Había entonces un abismo. Ese que engulle a la gente donde se termina el mundo. No a toda. Sólo a la que sobra. De cómo funciona esa mecánica trata Las venas abiertas de América Latina (1971), de Eduardo Galeano. El libro uruguayo más vendido de la historia cumple este año medio siglo de ediciones y reimpresiones permanentes. La editorial Siglo XXI lo festeja con una edición que logra lo imposible: agregar verdaderamente algo. No un prólogo, no un estudio, no un inútil conjunto de paratextos conmemorativos y laudatorios. Lo nuevo son dibujos de Juan Matías Loiseau, más conocido como Tute.

Es habitual, y justo, decir que el buen trabajo plástico en un libro no ilustra sino que dialoga. Aquí es así, pero un poco diferente. O, si dialoga, Tute no lo hace con el texto de Eduardo Galeano, sino con el lector. Le propone situarse en un punto de vista y, desde ahí, leer juntos.

La primera viñeta que aparece en el libro es un mapa de América Latina del que la gente cae hacia el abismo. No hay humor sino vértigo. Es como si Tute dijera: esto fue serio y se pagó con sangre. Pero enseguida suaviza el tono. El punto ya fue planteado, así que ahora podemos dejar que el horror fluya por la comisura del gesto de la ironía. Esa ironía fina que fue una de las marcas de fábrica de Galeano, de cuya muerte hoy se cumplen seis años.

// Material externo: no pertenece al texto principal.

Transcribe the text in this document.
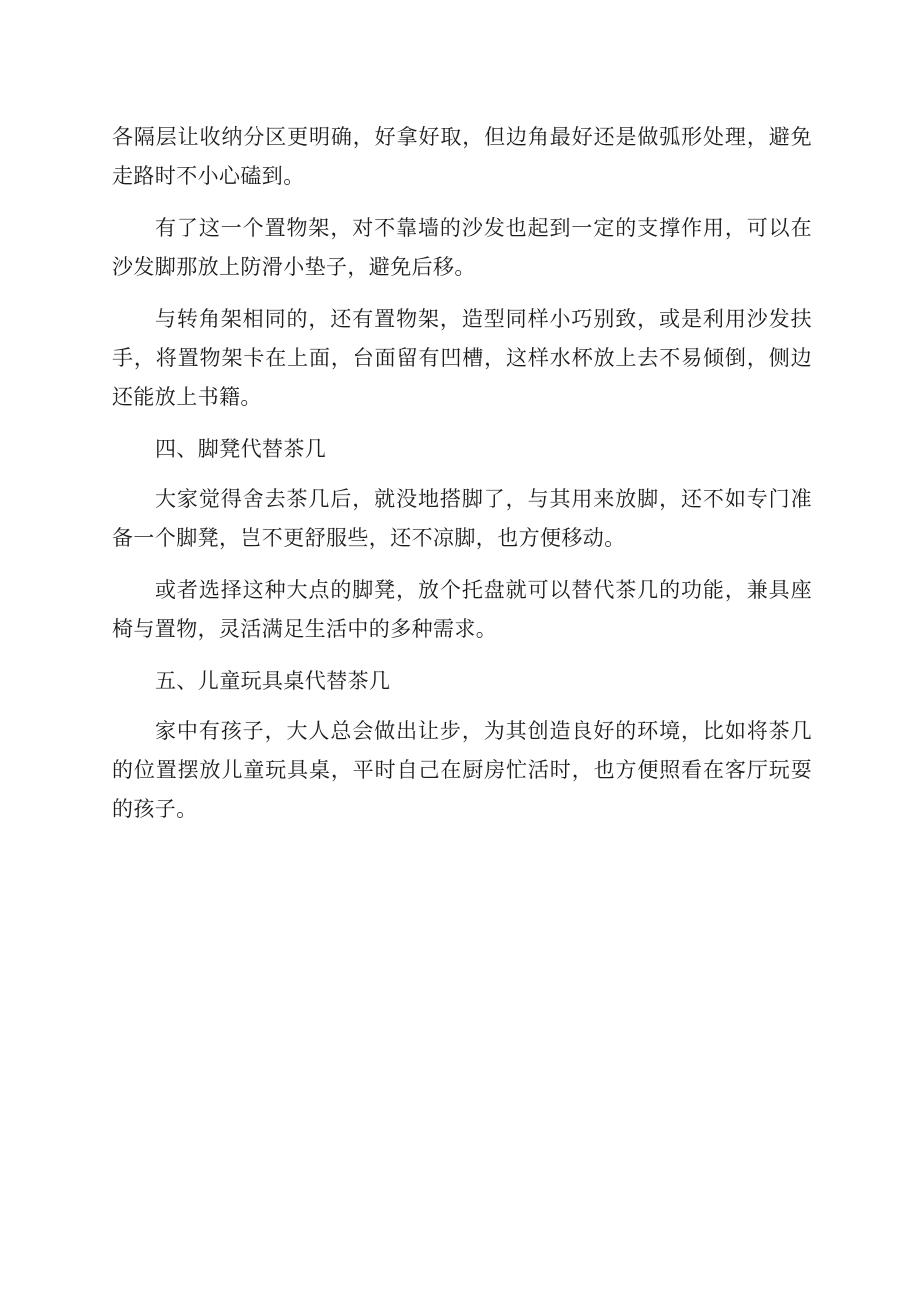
各隔层让收纳分区更明确，好拿好取，但边角最好还是做弧形处理，避免走路时不小心磕到。

有了这一个置物架，对不靠墙的沙发也起到一定的支撑作用，可以在沙发脚那放上防滑小垫子，避免后移。

与转角架相同的，还有置物架，造型同样小巧别致，或是利用沙发扶手，将置物架卡在上面，台面留有凹槽，这样水杯放上去不易倾倒，侧边还能放上书籍。

四、脚凳代替茶几

大家觉得舍去茶几后，就没地搭脚了，与其用来放脚，还不如专门准备一个脚凳，岂不更舒服些，还不凉脚，也方便移动。

或者选择这种大点的脚凳，放个托盘就可以替代茶几的功能，兼具座椅与置物，灵活满足生活中的多种需求。

五、儿童玩具桌代替茶几

家中有孩子，大人总会做出让步，为其创造良好的环境，比如将茶几的位置摆放儿童玩具桌，平时自己在厨房忙活时，也方便照看在客厅玩耍的孩子。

Foto del artículo 'Galeano según Tute: 50 años de Las venas abiertas de América Latina'

El leitmotiv gráfico de las páginas siguientes es el cara a cara entre los conquistadores y los indígenas. Un cara a cara pautado por una mutua estupefacción, como si el estilo de humor de Buster Keaton fuera llevado al papel. El conquistador tiene una ferocidad que está en su acción más que en su prestancia, y a través de esta postura Tute nos recuerda que es posible graficar un genocidio haciendo hipar una sonrisa, como enseñó Quino.

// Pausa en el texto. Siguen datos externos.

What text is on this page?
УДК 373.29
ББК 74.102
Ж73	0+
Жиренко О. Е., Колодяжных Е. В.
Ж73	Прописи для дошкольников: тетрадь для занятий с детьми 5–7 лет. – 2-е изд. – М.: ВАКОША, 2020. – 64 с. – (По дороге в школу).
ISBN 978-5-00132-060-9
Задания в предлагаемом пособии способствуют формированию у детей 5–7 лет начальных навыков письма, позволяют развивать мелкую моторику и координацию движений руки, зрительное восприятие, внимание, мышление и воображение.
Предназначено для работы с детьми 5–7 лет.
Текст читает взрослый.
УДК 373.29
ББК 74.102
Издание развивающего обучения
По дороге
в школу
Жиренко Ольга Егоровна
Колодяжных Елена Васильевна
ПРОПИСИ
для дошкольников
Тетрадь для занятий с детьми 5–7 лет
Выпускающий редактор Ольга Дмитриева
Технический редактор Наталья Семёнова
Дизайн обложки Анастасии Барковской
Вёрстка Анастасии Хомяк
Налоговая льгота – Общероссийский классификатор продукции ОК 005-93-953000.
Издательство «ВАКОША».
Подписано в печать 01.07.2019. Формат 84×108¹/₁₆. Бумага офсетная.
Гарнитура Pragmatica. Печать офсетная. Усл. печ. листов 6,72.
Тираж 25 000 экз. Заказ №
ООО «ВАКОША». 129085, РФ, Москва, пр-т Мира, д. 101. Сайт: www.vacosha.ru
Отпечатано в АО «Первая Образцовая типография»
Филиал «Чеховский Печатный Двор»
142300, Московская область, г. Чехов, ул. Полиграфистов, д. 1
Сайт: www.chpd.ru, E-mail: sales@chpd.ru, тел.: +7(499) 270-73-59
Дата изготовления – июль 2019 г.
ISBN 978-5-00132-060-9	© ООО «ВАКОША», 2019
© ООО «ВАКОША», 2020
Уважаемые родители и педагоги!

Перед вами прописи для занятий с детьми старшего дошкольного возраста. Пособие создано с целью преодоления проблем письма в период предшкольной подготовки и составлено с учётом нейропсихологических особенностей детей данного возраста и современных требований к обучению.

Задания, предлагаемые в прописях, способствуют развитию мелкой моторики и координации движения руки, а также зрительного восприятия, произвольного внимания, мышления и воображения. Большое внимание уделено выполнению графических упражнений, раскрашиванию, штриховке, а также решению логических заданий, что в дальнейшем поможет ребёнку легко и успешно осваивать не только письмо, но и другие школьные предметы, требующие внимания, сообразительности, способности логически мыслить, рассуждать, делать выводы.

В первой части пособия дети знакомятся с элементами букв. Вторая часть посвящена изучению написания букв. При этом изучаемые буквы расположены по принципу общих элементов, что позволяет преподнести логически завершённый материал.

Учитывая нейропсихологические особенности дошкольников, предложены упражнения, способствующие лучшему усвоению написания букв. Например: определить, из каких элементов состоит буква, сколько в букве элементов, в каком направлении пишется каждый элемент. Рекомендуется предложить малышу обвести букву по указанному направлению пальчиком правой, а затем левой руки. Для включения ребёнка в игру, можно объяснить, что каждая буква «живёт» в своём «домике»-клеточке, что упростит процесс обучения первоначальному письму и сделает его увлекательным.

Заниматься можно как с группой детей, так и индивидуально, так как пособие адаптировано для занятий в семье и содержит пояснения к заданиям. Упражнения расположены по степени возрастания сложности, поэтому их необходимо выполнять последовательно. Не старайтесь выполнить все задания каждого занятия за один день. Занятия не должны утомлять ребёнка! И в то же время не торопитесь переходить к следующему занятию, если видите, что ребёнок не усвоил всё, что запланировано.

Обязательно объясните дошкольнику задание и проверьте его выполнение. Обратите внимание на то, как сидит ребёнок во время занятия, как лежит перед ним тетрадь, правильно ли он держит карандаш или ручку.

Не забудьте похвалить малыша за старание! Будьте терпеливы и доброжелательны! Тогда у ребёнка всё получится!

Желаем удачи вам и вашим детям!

Si está el lugar común de la espada con empuñadura coronada en cruz atravesando el mapa sangrante, el dibujante logra, en el otro extremo, evitarlo en el filo de la navaja: otro mapa, prendido fuego, con una pirómana Estatua de la Libertad.

A medida que el lector avanza en el libro ‒y vuelve a comprobar su brillante prosa y su hipnótica vigencia de crónica imperfecta‒, descubre que, en algún punto, el trabajo de Tute se ha hecho algo más oscuro. Más críptico, incluso. Es la irrupción de sus raros caballos, quizá circenses. Después llegan esas cabezas antropófagas que preludian el hormigón de la banca y las corporaciones, un poder que no atraviesa sino que aplasta.

Cuando al final vuelven los caballos, ahora en un único ejemplar encabritado, algún lector pensará en aquellos centauros de Anhelo Hernández, aunque su trazo sea tan distinto. Y ahí comprenderá que Tute no ilustró ni dialogó ni reinterpretó (aunque haya hecho, también, todo eso) sino que acaba de acompañarlo ‒en una lectura más crítica pero igual de estremecida‒ a regresar a un libro que tiene que leerse al menos dos veces en la vida.